Zudoku
Cloud Platform

Instances

This document describes the Unikraft Cloud Instances API (v1) for managing Unikraft instances. An instance is a Unikraft virtual machine running a single instance of your app.

Instance states

An instance can be in one of the following states:

StateDescription
stoppedThe instance isn't running and doesn't count against live resource quotas. Connections can't establish.
startingThe instance is booting up. This typically takes just a few milliseconds.
runningYour app reaches its main entry point.
drainingThe instance is draining connections before shutting down. No new connections can establish.
stoppingThe instance is shutting down.
standbyThe instance has scaled-to-zero. The instance isn't running, but will be automatically started when there are incoming requests.

Unikraft Cloud reports these as instance state values via the endpoints. LSB (least significant bit) is the lowest order bit in a binary number.

Stop reason

To understand why Unikraft Cloud stopped an instance or is shutting it down, it provides information about the stop reason. You can retrieve this information via the GET /v1/instances endpoint when an instance is in the draining, stopping, stopped or standby state.

The stop_reason contains a bitmask that tells you the origin of the shutdown:

Bit4 [F]3 [U]2 [P]1 [A]0 [K] (least significant bit, LSB)
Desc.This was a force stop1Stop initiated by user2Stop initiated by platformApp exited - exit_code availableKernel exited - stop_code available

For example, the stop_reason has the following values in these scenarios:

ValueBitmaskScenario
2811100/FUP--Forced user-initiated shutdown.
1501111/-UPAKRegular user-initiated shutdown. The app and kernel have exited. The exit_code and stop_code show if the app and kernel shut down cleanly.
1301101/-UP-KThe user initiated a shutdown but the app was forcefully killed by the kernel during shutdown. This can be the case if the image doesn't support a clean app exit or the app crashed after receiving a termination signal. Unikraft Cloud ignores the exit_code in this scenario.
700111/--PAKUnikraft Cloud initiated the shutdown (for example, due to scale-to-zero). The app and kernel have exited. The exit_code and stop_code show if the app and kernel shut down cleanly.
300011/---AKThe app exited. The exit_code and stop_code show if the app and kernel shut down cleanly.
100001/----KThe instance likely experienced a fatal crash and the stop_code contains more information about the cause of the crash.
000000/-----The stop reason is unknown.

There can be a short delay of a few milliseconds between the instance reaching the stopped state and Unikraft Cloud updating the stop_reason (or vice versa).

Exitcode

The app exit code is what the app returns upon leaving its main entry point. The encoding of the exit_code is app specific. See the documentation of the app for more details. An exit_code of 0 indicates success or no failure.

Stopcode

Unikraft Cloud defines the stop_code by the kernel and has the following encoding irrespective of the app.
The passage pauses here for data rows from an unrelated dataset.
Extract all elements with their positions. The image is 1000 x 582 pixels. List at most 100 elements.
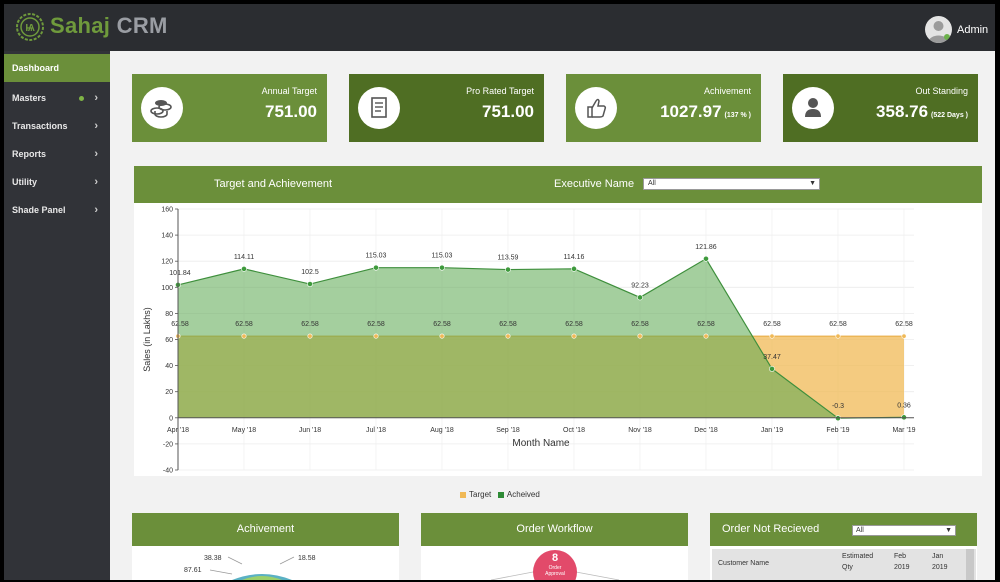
- achieved-data-label: 101.84: [169, 270, 191, 277]
- target-point[interactable]: [373, 333, 379, 339]
- kpi-annual-target[interactable]: Annual Target 751.00: [132, 74, 327, 142]
- sidebar-item-dashboard[interactable]: Dashboard: [4, 54, 110, 82]
- x-tick-label: Feb '19: [826, 427, 849, 434]
- target-data-label: 62.58: [171, 321, 189, 328]
- kpi-outstanding[interactable]: Out Standing 358.76 (522 Days ): [783, 74, 978, 142]
- y-tick-label: 120: [161, 259, 173, 266]
- x-tick-label: Jul '18: [366, 427, 386, 434]
- sidebar-item-label: Transactions: [12, 121, 68, 131]
- achieved-point[interactable]: [637, 294, 643, 301]
- table-header: 2019: [932, 564, 948, 571]
- brand-main: Sahaj: [50, 13, 111, 38]
- svg-text:Ѩ: Ѩ: [25, 23, 35, 34]
- sidebar-item-shade-panel[interactable]: Shade Panel ›: [4, 196, 110, 224]
- pie-label: 18.58: [298, 555, 316, 562]
- user-icon: [792, 87, 834, 129]
- workflow-count: 8: [552, 552, 558, 564]
- table-header: 2019: [894, 564, 910, 571]
- table-header: Feb: [894, 553, 907, 560]
- executive-select[interactable]: All ▼: [643, 178, 820, 190]
- target-point[interactable]: [835, 333, 841, 339]
- main-content: Annual Target 751.00 Pro Rated Target 75…: [110, 51, 995, 580]
- sidebar-item-reports[interactable]: Reports ›: [4, 140, 110, 168]
- target-point[interactable]: [637, 333, 643, 339]
- sidebar-item-label: Utility: [12, 177, 38, 187]
- kpi-value-number: 1027.97: [660, 102, 722, 121]
- legend-item-achieved[interactable]: Acheived: [497, 490, 540, 499]
- avatar[interactable]: [925, 16, 952, 43]
- kpi-label: Achivement: [703, 86, 751, 96]
- x-axis-label: Month Name: [512, 438, 570, 449]
- achieved-data-label: 114.16: [564, 254, 585, 261]
- chart-legend: Target Acheived: [460, 490, 540, 499]
- target-point[interactable]: [703, 333, 709, 339]
- target-point[interactable]: [901, 333, 907, 339]
- legend-label: Acheived: [506, 490, 540, 499]
- caret-down-icon: ▼: [809, 180, 816, 187]
- not-received-select[interactable]: All ▼: [852, 525, 956, 536]
- y-tick-label: -20: [163, 441, 173, 448]
- achieved-data-label: 121.86: [695, 244, 717, 251]
- y-tick-label: 20: [165, 389, 173, 396]
- achieved-point[interactable]: [703, 255, 709, 262]
- target-point[interactable]: [439, 333, 445, 339]
- top-bar: Ѩ Sahaj CRM Admin: [4, 4, 995, 51]
- achievement-panel: Achivement 38.38 18.58 87.61: [132, 513, 399, 580]
- brand-name[interactable]: Sahaj CRM: [50, 13, 168, 39]
- achieved-point[interactable]: [241, 265, 247, 272]
- chevron-right-icon: ›: [94, 120, 98, 132]
- legend-swatch: [460, 491, 466, 498]
- y-tick-label: 40: [165, 363, 173, 370]
- sidebar-item-masters[interactable]: Masters ›: [4, 84, 110, 112]
- target-point[interactable]: [769, 333, 775, 339]
- kpi-pro-rated-target[interactable]: Pro Rated Target 751.00: [349, 74, 544, 142]
- workflow-diagram: 8 Order Approval: [490, 550, 620, 580]
- status-dot-icon: [79, 96, 84, 101]
- panel-title: Order Workflow: [421, 513, 688, 546]
- kpi-label: Pro Rated Target: [466, 86, 534, 96]
- table-header: Estimated: [842, 553, 874, 560]
- sidebar-item-utility[interactable]: Utility ›: [4, 168, 110, 196]
- sidebar-item-transactions[interactable]: Transactions ›: [4, 112, 110, 140]
- achieved-point[interactable]: [373, 264, 379, 271]
- user-avatar-icon: [928, 21, 950, 43]
- achieved-point[interactable]: [307, 281, 313, 287]
- x-tick-label: Aug '18: [430, 427, 454, 434]
- y-tick-label: 160: [161, 207, 173, 214]
- legend-item-target[interactable]: Target: [460, 490, 491, 499]
- target-data-label: 62.58: [829, 321, 847, 328]
- target-point[interactable]: [241, 333, 247, 339]
- achieved-data-label: 0.36: [897, 402, 911, 409]
- chevron-right-icon: ›: [94, 204, 98, 216]
- x-tick-label: Oct '18: [563, 427, 585, 434]
- target-point[interactable]: [307, 333, 313, 339]
- target-data-label: 62.58: [499, 321, 517, 328]
- thumbs-up-icon: [575, 87, 617, 129]
- achieved-data-label: 115.03: [366, 253, 387, 260]
- panel-header: Order Not Recieved All ▼: [710, 513, 977, 546]
- achieved-data-label: 37.47: [763, 354, 781, 361]
- kpi-value-number: 358.76: [876, 102, 929, 121]
- logo-icon[interactable]: Ѩ: [14, 11, 46, 43]
- user-name[interactable]: Admin: [957, 24, 988, 36]
- executive-select-value: All: [648, 180, 656, 187]
- panel-title: Target and Achievement: [214, 178, 333, 190]
- x-tick-label: Nov '18: [628, 427, 652, 434]
- achieved-point[interactable]: [439, 264, 445, 271]
- coins-icon: [141, 87, 183, 129]
- achieved-point[interactable]: [505, 266, 511, 273]
- target-data-label: 62.58: [697, 321, 715, 328]
- achieved-point[interactable]: [769, 366, 775, 372]
- target-data-label: 62.58: [235, 321, 253, 328]
- sidebar-item-label: Reports: [12, 149, 47, 159]
- legend-swatch: [497, 491, 504, 498]
- y-tick-label: 80: [165, 311, 173, 318]
- achieved-point[interactable]: [571, 265, 577, 272]
- target-point[interactable]: [571, 333, 577, 339]
- chevron-right-icon: ›: [94, 92, 98, 104]
- target-point[interactable]: [505, 333, 511, 339]
- kpi-value: 751.00: [482, 102, 534, 121]
- table-scrollbar[interactable]: [966, 549, 974, 580]
- table-header-row: Customer Name Estimated Qty Feb 2019 Jan…: [712, 549, 976, 580]
- kpi-achievement[interactable]: Achivement 1027.97 (137 % ): [566, 74, 761, 142]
Bits31 - 24 (8 bits)23 - 16 (8 bits)15 [T]14 - 8 (7 bits)7 - 0 (8 bits)
Desc.Reserved3errnoshutdown_bitinitlvlreason

Reason

The reason can be any of the following values:

ValueSymbolScenario
0OKSuccessful shutdown.
1EXPThe system detected an invalid state and actively stopped execution to prevent data corruption.
2MATHAn arithmetic CPU error (for example, division by zero).
3INVLOPInvalid CPU instruction or instruction error (for example, wrong operand alignment).
4PGFAULTPage fault - see errno for further details.
5SEGFAULTSegmentation fault.
6HWERRHardware error.
7SECERRSecurity violation (for example, violation of memory access protections).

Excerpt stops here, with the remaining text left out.